There is another Gujarat waiting to happen in Madhya Pradesh and Orissa.
Even now, Muslims can't get a ration card in parts of Gujarat.
The current situation in Gujarat is no different from what it was during the riots -- minus the violence and the deaths.
This is the picture of Gujarat that some human rights activists painted on Wednesday evening at Wilson College, Mumbai, during the launch of a book on the pogrom of 2002 -- Scarred: Experiments with Violence in Gujarat.
The book, written by journalist Dionne Bunsha, looks into what it calls 'the story of a disaster in the Hindutva laboratory that etched deep faults in Gujarat's social landscape'.
"The riots were more political than communal. There was an election coming up at that time, and communal hatred was the way Narendra Modi picked to win the elections," Bunsha said after the launch.
About her experiences while working on the book, she said, "There are people who brag that they have kidnapped up to 400 Hindu girls who dared to marry boys from other religions.

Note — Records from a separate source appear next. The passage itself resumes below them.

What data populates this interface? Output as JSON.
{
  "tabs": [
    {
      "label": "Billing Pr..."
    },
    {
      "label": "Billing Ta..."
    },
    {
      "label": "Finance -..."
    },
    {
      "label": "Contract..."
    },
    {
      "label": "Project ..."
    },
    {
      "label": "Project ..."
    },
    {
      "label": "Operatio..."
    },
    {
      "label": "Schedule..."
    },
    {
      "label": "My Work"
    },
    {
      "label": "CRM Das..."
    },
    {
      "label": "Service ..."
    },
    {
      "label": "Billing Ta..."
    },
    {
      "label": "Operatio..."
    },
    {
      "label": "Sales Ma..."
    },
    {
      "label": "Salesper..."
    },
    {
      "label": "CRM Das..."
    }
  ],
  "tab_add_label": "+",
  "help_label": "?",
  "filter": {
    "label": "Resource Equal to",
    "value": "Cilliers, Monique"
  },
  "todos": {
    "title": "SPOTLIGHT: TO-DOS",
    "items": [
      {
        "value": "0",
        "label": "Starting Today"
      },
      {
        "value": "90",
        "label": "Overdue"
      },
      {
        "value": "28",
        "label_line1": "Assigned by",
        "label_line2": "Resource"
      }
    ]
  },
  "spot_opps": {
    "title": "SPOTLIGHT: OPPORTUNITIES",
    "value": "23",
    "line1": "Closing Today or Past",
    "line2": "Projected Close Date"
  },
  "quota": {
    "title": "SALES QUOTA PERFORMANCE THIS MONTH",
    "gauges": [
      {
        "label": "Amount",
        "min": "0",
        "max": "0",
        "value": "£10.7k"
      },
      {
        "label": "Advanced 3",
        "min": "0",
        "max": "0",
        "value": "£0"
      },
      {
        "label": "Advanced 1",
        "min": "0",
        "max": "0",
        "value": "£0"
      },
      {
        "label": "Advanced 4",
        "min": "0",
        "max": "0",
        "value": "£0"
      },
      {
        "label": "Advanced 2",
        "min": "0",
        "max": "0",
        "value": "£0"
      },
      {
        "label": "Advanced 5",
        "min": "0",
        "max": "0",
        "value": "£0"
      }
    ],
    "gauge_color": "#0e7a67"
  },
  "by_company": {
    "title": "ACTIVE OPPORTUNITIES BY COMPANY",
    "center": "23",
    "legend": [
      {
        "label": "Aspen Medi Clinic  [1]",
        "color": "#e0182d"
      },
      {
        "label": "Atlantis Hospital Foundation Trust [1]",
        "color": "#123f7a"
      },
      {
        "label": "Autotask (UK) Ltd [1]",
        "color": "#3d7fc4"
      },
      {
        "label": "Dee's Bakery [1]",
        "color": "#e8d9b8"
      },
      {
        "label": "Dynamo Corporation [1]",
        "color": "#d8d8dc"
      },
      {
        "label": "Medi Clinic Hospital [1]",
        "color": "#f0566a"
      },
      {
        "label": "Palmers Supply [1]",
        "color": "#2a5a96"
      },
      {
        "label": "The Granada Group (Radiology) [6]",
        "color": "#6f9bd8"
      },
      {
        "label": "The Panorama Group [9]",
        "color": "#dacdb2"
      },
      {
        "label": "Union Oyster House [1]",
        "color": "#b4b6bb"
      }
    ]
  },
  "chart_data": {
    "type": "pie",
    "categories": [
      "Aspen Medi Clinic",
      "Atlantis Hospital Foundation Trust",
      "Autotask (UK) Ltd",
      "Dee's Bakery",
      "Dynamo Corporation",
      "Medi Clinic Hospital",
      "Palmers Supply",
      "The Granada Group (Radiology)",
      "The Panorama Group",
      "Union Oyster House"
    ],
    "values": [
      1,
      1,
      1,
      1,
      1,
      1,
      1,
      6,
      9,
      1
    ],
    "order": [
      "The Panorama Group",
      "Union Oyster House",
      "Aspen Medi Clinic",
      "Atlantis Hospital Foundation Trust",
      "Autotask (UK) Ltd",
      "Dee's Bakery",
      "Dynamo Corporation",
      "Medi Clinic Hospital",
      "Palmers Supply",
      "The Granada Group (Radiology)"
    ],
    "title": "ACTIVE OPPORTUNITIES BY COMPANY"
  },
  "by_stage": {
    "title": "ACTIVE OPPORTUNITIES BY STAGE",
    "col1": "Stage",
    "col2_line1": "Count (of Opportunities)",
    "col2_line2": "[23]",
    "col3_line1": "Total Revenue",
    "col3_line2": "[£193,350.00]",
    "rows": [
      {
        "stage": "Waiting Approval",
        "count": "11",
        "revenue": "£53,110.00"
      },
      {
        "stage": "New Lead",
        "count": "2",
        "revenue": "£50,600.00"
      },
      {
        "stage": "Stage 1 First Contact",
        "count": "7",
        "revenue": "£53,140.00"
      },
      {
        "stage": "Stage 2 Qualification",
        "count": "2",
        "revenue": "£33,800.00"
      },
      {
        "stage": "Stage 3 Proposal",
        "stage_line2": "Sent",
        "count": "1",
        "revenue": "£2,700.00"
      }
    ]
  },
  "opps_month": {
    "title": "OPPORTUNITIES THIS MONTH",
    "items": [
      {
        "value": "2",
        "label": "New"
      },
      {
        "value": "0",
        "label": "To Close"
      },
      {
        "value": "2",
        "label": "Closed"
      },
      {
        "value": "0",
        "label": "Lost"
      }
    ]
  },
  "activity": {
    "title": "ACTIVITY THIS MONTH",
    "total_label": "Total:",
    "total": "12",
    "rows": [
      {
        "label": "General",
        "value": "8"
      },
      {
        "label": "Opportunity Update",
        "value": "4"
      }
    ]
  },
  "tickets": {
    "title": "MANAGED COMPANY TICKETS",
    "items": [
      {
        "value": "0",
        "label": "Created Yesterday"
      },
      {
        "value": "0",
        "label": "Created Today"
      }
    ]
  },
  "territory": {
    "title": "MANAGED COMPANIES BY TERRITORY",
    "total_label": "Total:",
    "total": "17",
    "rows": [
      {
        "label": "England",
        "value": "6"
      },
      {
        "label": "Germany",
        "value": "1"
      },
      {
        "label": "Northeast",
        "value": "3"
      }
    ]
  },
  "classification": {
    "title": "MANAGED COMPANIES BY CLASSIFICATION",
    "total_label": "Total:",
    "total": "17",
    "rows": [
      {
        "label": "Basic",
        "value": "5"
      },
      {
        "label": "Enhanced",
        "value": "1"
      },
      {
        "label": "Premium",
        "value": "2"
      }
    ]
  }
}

They talk with much machismo and bravado about how they beat up the boys and grabbed the women.
"Why does the political mafia have the kind of grip that it does? Why do the police, who swing into action after terrorist attacks, do nothing about the culprits in the riots who are roaming free?
"The middle class in Gujarat is happy to get on with life. The opposition party -- the Congress -- is weak," she said.
The riots cannot be dismissed as a thing of past, warned human rights lawyer Mihir Desai.
"Communal hatred is spreading. I have traveled across Madhya Pradesh and Orissa [ruled by the Bharatiya Janata Party and its ally] in the past two years. The situation in many of the districts is exactly how it was in Gujarat just before the riots."
There is no guarantee that it won't happen again, Desai said.
According to Haseena Sheikh, a community worker and a refugee from Pavagadh village, even in Gujarat things haven't changed much. "I still cannot go back to my village. The fear is still there," she said.
She said even something as basic as getting a ration card is not possible. "They cite some reason or the other and deny us a card," she said.
If that is scary, consider this:
In Dang, a district collector, who has allegedly spent about Rs 1 crore in helping a a body affiliated to the Rashtriya Swayamsevak Sangh, will organise a Hindukaran (proselytisation) mela, which will 'show the way for the tribal people of India'.
This, activist Rohit Prajapati said, is the atmosphere in Dang, a small district of 1,86,000 people, where the RSS is planning a Shabri Kumbh on February 11.
"If you remove the word violence and the number of people killed in 2002, nothing has changed in Gujarat between then and now. People are terrorised. Social justice is sabotaged," Prajapati said.
The district collector of Dang, which is also a reserve forest, reportedly told the activists that nothing untoward will happen during the mela. "When we asked what he meant by that, he laughed and said, 'there are chances of a conflict after that.'"
Tanvir Jafri, son of member of Parliament Ahsan Jafri who was killed in the 2002 riots, said Muslims need to channel their energies in the right direction to survive in such conditions.
"The social and economic status of Muslims is going down. Most of our money goes into madrassas and mosques. We are not generating competent people. It is high time Muslims looked into where the money goes," he said.
Stressing that even today Muslims are traumatised, Jafri said, "The violence won't end."
He added: "Our prime minister apologised for the 1984 anti-Sikh riots and sanctioned huge compensation for the survivors. Maybe 20 years later, somebody will come up and apologise for the victims of Gujarat."